TOKYO (Reuters) – The Bank of Japan is set to maintain ultra-low interest rates on Thursday and hold off from major tweaks to its dovish policy guidance, as rising raw material costs force it to focus on underpinning a fragile economic recovery.
The BOJ’s stubborn commitment to its zero-rate programme puts it at odds with major central banks that are shifting toward tighter monetary policy, although inflation in Japan is expected to creep up towards the central bank’s 2% target.
In contrast, surging inflation is prodding the U.S. Federal Reserve and the European Central Bank to remove stimulus deployed during the COVID-19 pandemic.
Prospects of aggressive Fed tightening, which would widen the divergence between U.S. and Japanese interest rates, have pushed the yen to two-decade lows against the dollar.
Speculation has been rife the BOJ could allow long-term rates to rise more or tweak its policy guidance to combat yen declines, as some lawmakers fret further falls in the currency could do more harm than good to the economy by inflating import costs.
But with inflation modest compared with other nations and the economy still below pre-pandemic levels, the BOJ is in no rush to increase borrowing costs or modify a pledge to keep rates at current or lower levels, sources familiar with its thinking have said.
“The output gap in Japan is negative, and there is still a long way to go to achieve the 2% target in a stable manner,” BOJ Governor Haruhiko Kuroda said in a speech on Friday.
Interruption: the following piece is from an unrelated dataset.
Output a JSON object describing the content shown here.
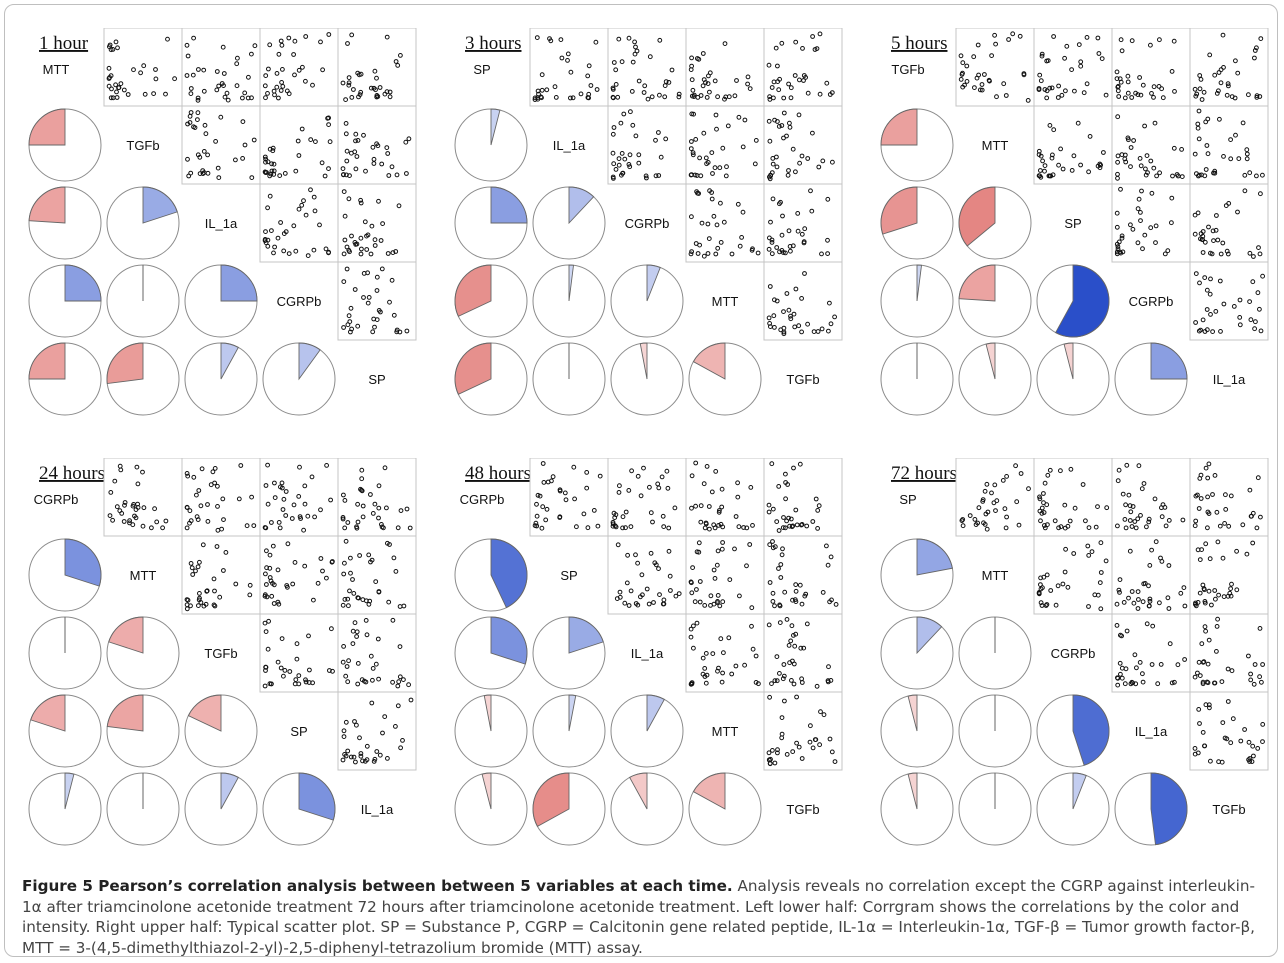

“The Bank’s role in the current context is perfectly clear: to persistently continue with the current monetary easing centered on yield curve control.”
At a two-day policy meeting ending on Thursday, the BOJ is widely expected to maintain its short-term rate target at -0.1% and that for the 10-year bond yield around 0%.
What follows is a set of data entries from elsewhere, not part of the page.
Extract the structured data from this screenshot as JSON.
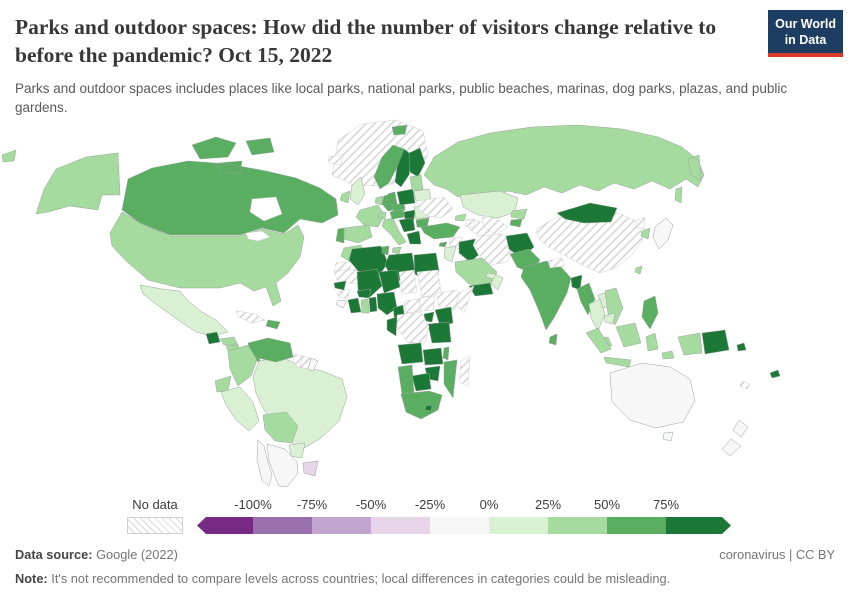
{
  "header": {
    "title": "Parks and outdoor spaces: How did the number of visitors change relative to before the pandemic? Oct 15, 2022",
    "subtitle": "Parks and outdoor spaces includes places like local parks, national parks, public beaches, marinas, dog parks, plazas, and public gardens.",
    "logo_line1": "Our World",
    "logo_line2": "in Data",
    "logo_bg_color": "#1d3d63",
    "logo_accent_color": "#d93b2b"
  },
  "footer": {
    "source_label": "Data source:",
    "source_value": "Google (2022)",
    "right_text": "coronavirus | CC BY",
    "note_label": "Note:",
    "note_text": "It's not recommended to compare levels across countries; local differences in categories could be misleading."
  },
  "chart_data": {
    "type": "choropleth_map",
    "title": "Parks and outdoor spaces: How did the number of visitors change relative to before the pandemic?",
    "date": "Oct 15, 2022",
    "unit": "% change relative to pre-pandemic baseline",
    "legend": {
      "no_data_label": "No data",
      "ticks": [
        "-100%",
        "-75%",
        "-50%",
        "-25%",
        "0%",
        "25%",
        "50%",
        "75%"
      ],
      "segment_order": [
        "lt-100",
        "-100--75",
        "-75--50",
        "-50--25",
        "-25-0",
        "0-25",
        "25-50",
        "50-75",
        "75+"
      ],
      "bucket_colors": {
        "lt-100": "#762a83",
        "-100--75": "#9970ab",
        "-75--50": "#c2a5cf",
        "-50--25": "#e7d4e8",
        "-25-0": "#f7f7f7",
        "0-25": "#d9f0d3",
        "25-50": "#a6dba0",
        "50-75": "#5aae61",
        "75+": "#1b7837"
      }
    },
    "countries": {
      "United States": "25-50",
      "Canada": "50-75",
      "Greenland": "no_data",
      "Mexico": "0-25",
      "Guatemala": "75+",
      "Honduras": "25-50",
      "Nicaragua": "25-50",
      "Costa Rica": "25-50",
      "Panama": "50-75",
      "Cuba": "no_data",
      "Dominican Republic": "50-75",
      "Venezuela": "50-75",
      "Colombia": "25-50",
      "Guyana": "no_data",
      "Suriname": "no_data",
      "French Guiana": "-25-0",
      "Ecuador": "25-50",
      "Peru": "0-25",
      "Brazil": "0-25",
      "Bolivia": "25-50",
      "Paraguay": "0-25",
      "Uruguay": "-50--25",
      "Argentina": "-25-0",
      "Chile": "-25-0",
      "Iceland": "no_data",
      "Norway": "50-75",
      "Sweden": "75+",
      "Finland": "75+",
      "Denmark": "75+",
      "United Kingdom": "0-25",
      "Ireland": "25-50",
      "Netherlands": "25-50",
      "Germany": "50-75",
      "France": "25-50",
      "Spain": "25-50",
      "Portugal": "50-75",
      "Switzerland": "25-50",
      "Italy": "25-50",
      "Austria": "50-75",
      "Czechia": "50-75",
      "Poland": "75+",
      "Hungary": "75+",
      "Serbia": "75+",
      "Greece": "75+",
      "Romania": "0-25",
      "Bulgaria": "50-75",
      "Lithuania": "25-50",
      "Belarus": "0-25",
      "Ukraine": "no_data",
      "Russia": "25-50",
      "Kazakhstan": "0-25",
      "Turkmenistan": "no_data",
      "Uzbekistan": "no_data",
      "Kyrgyzstan": "25-50",
      "Tajikistan": "50-75",
      "Georgia": "25-50",
      "Azerbaijan": "no_data",
      "Turkey": "50-75",
      "Cyprus": "50-75",
      "Syria": "no_data",
      "Jordan": "0-25",
      "Iraq": "75+",
      "Iran": "no_data",
      "Saudi Arabia": "25-50",
      "Yemen": "75+",
      "Oman": "0-25",
      "United Arab Emirates": "0-25",
      "Afghanistan": "75+",
      "Pakistan": "50-75",
      "India": "50-75",
      "Nepal": "no_data",
      "Bangladesh": "75+",
      "Sri Lanka": "50-75",
      "China": "no_data",
      "Mongolia": "75+",
      "North Korea": "no_data",
      "South Korea": "25-50",
      "Japan": "-25-0",
      "Taiwan": "25-50",
      "Myanmar": "50-75",
      "Thailand": "0-25",
      "Laos": "0-25",
      "Vietnam": "25-50",
      "Cambodia": "0-25",
      "Malaysia": "25-50",
      "Philippines": "50-75",
      "Indonesia": "25-50",
      "Papua New Guinea": "75+",
      "Solomon Islands": "75+",
      "Fiji": "75+",
      "New Caledonia": "no_data",
      "Australia": "-25-0",
      "New Zealand": "-25-0",
      "Morocco": "25-50",
      "Western Sahara": "no_data",
      "Mauritania": "no_data",
      "Algeria": "75+",
      "Tunisia": "50-75",
      "Libya": "75+",
      "Egypt": "75+",
      "Mali": "75+",
      "Niger": "75+",
      "Chad": "no_data",
      "Sudan": "no_data",
      "Senegal": "75+",
      "Guinea": "no_data",
      "Sierra Leone": "-25-0",
      "Cote d'Ivoire": "75+",
      "Ghana": "25-50",
      "Benin": "75+",
      "Burkina Faso": "75+",
      "Nigeria": "75+",
      "Cameroon": "75+",
      "Central African Republic": "no_data",
      "South Sudan": "no_data",
      "Ethiopia": "no_data",
      "Somalia": "no_data",
      "Uganda": "75+",
      "Kenya": "75+",
      "Tanzania": "75+",
      "Democratic Republic of Congo": "no_data",
      "Gabon": "75+",
      "Angola": "75+",
      "Zambia": "75+",
      "Malawi": "50-75",
      "Mozambique": "50-75",
      "Zimbabwe": "75+",
      "Botswana": "75+",
      "Namibia": "50-75",
      "South Africa": "50-75",
      "Lesotho": "75+",
      "Madagascar": "no_data"
    }
  }
}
In new quarterly forecasts due after Thursday’s meeting, the central bank is expected to raise its inflation forecast for this fiscal year to near 2% reflect rising fuel costs.
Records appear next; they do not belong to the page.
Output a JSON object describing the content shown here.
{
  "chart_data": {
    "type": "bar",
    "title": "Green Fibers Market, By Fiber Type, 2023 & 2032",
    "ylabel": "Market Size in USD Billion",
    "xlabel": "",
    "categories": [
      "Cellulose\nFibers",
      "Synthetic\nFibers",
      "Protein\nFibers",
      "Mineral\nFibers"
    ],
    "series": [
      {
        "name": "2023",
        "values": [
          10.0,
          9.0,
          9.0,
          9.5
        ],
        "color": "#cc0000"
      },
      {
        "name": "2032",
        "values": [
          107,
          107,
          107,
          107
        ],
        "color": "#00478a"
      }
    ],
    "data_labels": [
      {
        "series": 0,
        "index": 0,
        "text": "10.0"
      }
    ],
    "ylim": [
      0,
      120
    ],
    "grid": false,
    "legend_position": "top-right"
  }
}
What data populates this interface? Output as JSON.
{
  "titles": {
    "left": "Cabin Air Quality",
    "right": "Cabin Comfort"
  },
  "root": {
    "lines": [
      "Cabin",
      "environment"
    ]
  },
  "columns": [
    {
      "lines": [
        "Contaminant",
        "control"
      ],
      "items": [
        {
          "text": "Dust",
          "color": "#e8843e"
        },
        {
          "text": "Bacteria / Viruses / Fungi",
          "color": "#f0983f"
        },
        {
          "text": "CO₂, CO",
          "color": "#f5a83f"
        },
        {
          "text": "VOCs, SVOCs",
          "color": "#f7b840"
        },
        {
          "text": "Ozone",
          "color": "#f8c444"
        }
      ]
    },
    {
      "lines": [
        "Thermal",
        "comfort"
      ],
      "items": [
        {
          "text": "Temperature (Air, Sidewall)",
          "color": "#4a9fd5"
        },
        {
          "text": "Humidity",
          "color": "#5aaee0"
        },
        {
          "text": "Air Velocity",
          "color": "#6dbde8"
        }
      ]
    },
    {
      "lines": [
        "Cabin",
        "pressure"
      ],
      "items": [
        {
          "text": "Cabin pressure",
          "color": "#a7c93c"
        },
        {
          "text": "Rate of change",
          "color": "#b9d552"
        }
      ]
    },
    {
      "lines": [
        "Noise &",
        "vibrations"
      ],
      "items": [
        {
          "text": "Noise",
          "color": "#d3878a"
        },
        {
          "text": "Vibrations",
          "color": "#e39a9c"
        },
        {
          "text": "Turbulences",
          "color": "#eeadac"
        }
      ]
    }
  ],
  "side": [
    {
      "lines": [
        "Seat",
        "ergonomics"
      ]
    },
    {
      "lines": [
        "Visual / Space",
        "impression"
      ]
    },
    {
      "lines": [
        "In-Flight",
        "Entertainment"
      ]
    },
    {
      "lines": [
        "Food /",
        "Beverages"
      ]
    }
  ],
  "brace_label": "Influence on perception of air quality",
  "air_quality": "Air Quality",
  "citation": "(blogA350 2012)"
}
But the BOJ will likely cut this year’s growth estimate on soft consumption and project that prices will moderate next year and beyond, as it views current cost-push inflation as transitory.
Markets will focus on Kuroda’s remarks at his post-meeting news conference for clues on whether and how soon the BOJ could modify its dovish policy guidance.
Under the current guidance, the BOJ says it “won’t hesitate to take additional easing steps,” and expects short- and long-term policy rates to “remain at their present or lower levels.”
Some analysts bet the BOJ could tweak the guidance to a more neutral stance as early as its meeting on Thursday.
In Friday’s speech, Kuroda said he saw no need to ramp up stimulus, and that future policy will be data-dependent and “nimble.”
Still, any change in the guidance will be modest and won’t lead to immediate monetary tightening, analysts say.
“We don’t expect the BOJ to adjust yield curve control this time, as it focuses on risks to the economy rather than rising inflation,” said Hiroshi Ugai, chief Japan economist at JPMorgan Securities, who predicts the central bank could tweak the guidance on Thursday.